Taking their name from the Batu River that flows nearby, the Batu Caves can be found inside a large limestone hill which features 3 main caves and a series of smaller ones. It’s a very popular tourist attraction and is located approximately 13 kilometres from the heart of Kuala Lumpur.


On arrival, you’ll be greeted by a massive, majestic gold statue dedicated to Lord Murugan, a Hindu god of war. It was erected in 2006 and stands some 42 metres (or 140 feet) tall guarding the entrance.

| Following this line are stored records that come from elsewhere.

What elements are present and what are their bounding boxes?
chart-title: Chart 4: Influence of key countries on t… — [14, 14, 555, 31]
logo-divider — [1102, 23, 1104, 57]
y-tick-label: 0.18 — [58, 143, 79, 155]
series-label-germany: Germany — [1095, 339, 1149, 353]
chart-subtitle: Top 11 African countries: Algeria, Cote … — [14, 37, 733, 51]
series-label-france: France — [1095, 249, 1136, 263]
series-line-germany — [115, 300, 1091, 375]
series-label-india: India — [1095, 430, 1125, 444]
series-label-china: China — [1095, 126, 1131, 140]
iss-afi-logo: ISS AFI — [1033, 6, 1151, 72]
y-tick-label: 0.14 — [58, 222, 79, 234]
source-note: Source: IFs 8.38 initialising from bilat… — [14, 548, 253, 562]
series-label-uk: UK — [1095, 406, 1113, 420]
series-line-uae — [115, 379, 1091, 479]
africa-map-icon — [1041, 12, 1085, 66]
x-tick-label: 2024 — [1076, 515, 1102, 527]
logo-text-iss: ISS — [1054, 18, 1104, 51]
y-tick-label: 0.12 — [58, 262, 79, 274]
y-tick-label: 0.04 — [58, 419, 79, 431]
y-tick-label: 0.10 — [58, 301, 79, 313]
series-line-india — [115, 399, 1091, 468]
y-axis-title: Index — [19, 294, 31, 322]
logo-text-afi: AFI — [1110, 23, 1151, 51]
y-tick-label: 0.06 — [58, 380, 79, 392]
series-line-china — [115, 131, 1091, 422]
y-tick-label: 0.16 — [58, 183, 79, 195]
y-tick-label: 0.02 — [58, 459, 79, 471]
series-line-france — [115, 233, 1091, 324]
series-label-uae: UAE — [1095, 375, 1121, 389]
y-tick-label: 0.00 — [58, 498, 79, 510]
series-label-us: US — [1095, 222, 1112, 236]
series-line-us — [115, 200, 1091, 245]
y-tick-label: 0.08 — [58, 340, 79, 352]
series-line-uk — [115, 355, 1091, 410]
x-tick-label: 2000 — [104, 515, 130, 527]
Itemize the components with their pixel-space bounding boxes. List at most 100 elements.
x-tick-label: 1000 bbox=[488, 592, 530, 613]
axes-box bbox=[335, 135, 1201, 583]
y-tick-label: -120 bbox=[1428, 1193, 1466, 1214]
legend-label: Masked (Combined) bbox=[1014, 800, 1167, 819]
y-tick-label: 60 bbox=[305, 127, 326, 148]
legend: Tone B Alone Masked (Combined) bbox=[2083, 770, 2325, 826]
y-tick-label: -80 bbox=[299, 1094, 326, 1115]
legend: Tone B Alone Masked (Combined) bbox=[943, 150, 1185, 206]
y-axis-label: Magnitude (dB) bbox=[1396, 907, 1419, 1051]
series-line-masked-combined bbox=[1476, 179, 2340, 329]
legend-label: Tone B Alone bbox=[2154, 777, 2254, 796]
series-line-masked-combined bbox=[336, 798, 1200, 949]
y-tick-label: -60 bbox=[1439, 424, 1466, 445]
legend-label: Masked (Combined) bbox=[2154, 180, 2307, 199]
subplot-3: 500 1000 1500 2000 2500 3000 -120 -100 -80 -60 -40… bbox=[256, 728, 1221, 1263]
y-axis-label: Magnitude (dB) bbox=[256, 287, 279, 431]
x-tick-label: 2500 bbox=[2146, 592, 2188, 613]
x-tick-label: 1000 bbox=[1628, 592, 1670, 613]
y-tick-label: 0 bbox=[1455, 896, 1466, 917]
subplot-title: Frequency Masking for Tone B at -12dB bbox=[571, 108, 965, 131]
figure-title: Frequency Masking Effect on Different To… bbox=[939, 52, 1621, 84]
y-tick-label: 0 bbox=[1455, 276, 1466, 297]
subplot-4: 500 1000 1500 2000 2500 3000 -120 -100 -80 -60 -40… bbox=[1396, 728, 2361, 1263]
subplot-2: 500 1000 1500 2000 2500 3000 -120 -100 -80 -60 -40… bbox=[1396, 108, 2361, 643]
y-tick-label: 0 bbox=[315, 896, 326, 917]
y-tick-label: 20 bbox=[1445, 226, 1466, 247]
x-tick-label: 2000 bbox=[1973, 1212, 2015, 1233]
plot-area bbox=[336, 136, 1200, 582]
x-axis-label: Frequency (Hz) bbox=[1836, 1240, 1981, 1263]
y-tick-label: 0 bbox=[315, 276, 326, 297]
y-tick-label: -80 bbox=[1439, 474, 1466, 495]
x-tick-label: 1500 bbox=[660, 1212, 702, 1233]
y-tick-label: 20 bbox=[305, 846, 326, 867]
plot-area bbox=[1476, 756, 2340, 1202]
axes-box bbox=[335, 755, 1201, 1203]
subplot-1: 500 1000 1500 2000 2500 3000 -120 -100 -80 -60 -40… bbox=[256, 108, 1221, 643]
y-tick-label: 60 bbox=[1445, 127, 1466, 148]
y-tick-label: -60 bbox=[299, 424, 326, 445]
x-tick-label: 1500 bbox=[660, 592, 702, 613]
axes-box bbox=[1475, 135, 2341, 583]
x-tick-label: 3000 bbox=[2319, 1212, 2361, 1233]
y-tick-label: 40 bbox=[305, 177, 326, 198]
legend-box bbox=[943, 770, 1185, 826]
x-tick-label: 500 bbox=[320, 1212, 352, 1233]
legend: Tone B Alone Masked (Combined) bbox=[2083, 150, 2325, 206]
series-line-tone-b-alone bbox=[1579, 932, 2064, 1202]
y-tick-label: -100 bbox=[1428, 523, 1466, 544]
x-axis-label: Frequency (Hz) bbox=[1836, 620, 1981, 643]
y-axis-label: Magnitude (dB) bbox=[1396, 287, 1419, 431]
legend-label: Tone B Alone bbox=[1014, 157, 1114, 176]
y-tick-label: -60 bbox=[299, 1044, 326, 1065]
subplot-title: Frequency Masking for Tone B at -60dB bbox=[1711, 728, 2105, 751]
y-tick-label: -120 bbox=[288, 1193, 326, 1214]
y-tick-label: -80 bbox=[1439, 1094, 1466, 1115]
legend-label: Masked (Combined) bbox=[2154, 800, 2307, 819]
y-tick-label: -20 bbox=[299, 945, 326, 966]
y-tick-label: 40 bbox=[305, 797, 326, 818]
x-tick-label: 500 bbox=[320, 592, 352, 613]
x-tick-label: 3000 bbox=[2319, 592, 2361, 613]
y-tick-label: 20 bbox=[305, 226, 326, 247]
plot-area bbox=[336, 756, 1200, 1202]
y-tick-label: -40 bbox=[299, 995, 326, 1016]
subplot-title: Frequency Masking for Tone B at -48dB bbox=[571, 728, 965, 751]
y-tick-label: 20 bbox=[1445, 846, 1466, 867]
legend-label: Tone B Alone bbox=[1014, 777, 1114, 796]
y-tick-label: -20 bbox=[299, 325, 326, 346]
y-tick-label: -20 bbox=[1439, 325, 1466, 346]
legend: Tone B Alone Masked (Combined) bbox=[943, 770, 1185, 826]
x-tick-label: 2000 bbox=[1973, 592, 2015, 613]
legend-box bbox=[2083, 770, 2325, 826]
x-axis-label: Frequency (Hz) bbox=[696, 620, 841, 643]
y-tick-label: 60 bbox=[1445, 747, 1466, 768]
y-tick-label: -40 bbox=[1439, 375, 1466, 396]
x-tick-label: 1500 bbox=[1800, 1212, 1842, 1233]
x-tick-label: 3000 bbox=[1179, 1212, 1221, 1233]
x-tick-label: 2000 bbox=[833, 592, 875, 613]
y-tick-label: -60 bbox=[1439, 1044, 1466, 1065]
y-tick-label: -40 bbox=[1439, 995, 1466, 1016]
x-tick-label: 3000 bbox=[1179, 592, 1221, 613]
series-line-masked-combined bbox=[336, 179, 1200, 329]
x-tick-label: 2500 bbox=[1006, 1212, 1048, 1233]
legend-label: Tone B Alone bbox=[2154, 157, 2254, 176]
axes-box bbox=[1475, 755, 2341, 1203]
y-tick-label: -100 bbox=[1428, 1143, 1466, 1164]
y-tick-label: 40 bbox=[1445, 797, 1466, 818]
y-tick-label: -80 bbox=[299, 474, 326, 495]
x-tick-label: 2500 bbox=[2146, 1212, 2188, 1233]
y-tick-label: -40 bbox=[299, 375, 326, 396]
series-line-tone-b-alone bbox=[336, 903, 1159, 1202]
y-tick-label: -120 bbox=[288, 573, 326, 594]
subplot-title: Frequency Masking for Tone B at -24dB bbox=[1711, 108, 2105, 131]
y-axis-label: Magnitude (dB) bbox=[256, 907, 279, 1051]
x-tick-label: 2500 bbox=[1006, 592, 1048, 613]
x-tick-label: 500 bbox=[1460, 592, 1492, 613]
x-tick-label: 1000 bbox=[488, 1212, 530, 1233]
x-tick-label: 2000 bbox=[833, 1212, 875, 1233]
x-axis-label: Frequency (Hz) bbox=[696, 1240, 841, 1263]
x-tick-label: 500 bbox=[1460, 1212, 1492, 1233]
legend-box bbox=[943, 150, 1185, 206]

Behind the statue is a long, steep staircase featuring 272 stairs which are painted in bright colours. It’s quite a climb to the top and don’t be surprised if you need to stop a couple of times on the way up to catch your breath. Once at the top, you’ll step through the mouth of the largest cave which resembles the shape of the head of a spear, into the main cavern called the Cathedral Cave, home to a sacred Hindu temple and shrines beneath a 100 metre high ceiling. On a lower level is Dark Cave but this is often closed to visitors and the third cave is called Ramayana Cave but we only visited the main cave. After you’ve spent some time exploring the cave, and before beginning your descent of the stairs, take a moment to enjoy a lovely view of the city.



We really enjoyed visiting the Batu Caves and here are a few tips:


  • Go early … to avoid the crowds, the heat and the humidity. Also, be aware that during the Hindu festival of Thaipusam (which will be celebrated some time in January/February to coincide with the full moon) numbers at the temple can swell to over one million people as devotees embark on a pilgrimage to the temple to celebrate and pray. Although the festival technically only lasts for a day, celebrations can commence many days before, with true devotees commencing preparations up to 48 days in advance. During this festival, you might witness worshipers piercing various parts of their bodies with skewers and hooks and others walking over nails or burning coals … all an act of devotion, sacrifice and penance. Those who participate will put themselves into a trance-like state with chanting and drums and report there is little bleeding or pain and that wounds heal quickly without scarring. I haven’t been at the Caves during this time but I would think it’s not for the faint-hearted, although it would be an amazing spectacle to see.




  • Consider your fitness level … it’s quite a climb to the top up 272 stairs … probably also not an ideal activity if you have any serious medical conditions.





  • Beware the monkeys … they are everywhere, darting amongst tourists and worshippers. They may look cute but they can be aggressive and cheeky! It’s not uncommon for them to snatch glasses from your head as well as anything in your hands, pockets or open bags … and these little guys are so good, they’d put the best pickpocket to shame! We weren’t afraid of them but we did heed some commonsense advice … don’t get too close (particularly for photos), don’t attempt to pat or cuddle them, don’t make unnecessary eye contact and don’t take any food with you as they will attempt to steal it.




  • Tip for the ladies … there is a dress code so, make sure your shoulders and knees are covered out of cultural respect. There are sarongs available for hire for a small fee if you do find yourself unprepared.



The Caves are open every day from 6.00 am until 11.00 pm. There is no cost for admission (but there are collection boxes where you can leave a donation) and they are relatively easy to get to. There’s no need to book an organised tour, which can be expensive. We simply booked a “Grab” (Malaysia’s version of Uber) and, from memory, it cost less than the equivalent of $5 Australian. Souvenirs and food are available in the courtyard area in front of the statue but we didn’t shop or eat there.



You can also catch the KTM Komuter train from KL Sentral. We caught the train back into the city once we’d finished exploring the Caves and it was relatively cheap and easy. Walking away from the entrance to the caves, turn right and walk maybe 100 metres to the Train Station.


So tell me, have you been to Kuala Lumpur and what is your favourite memory?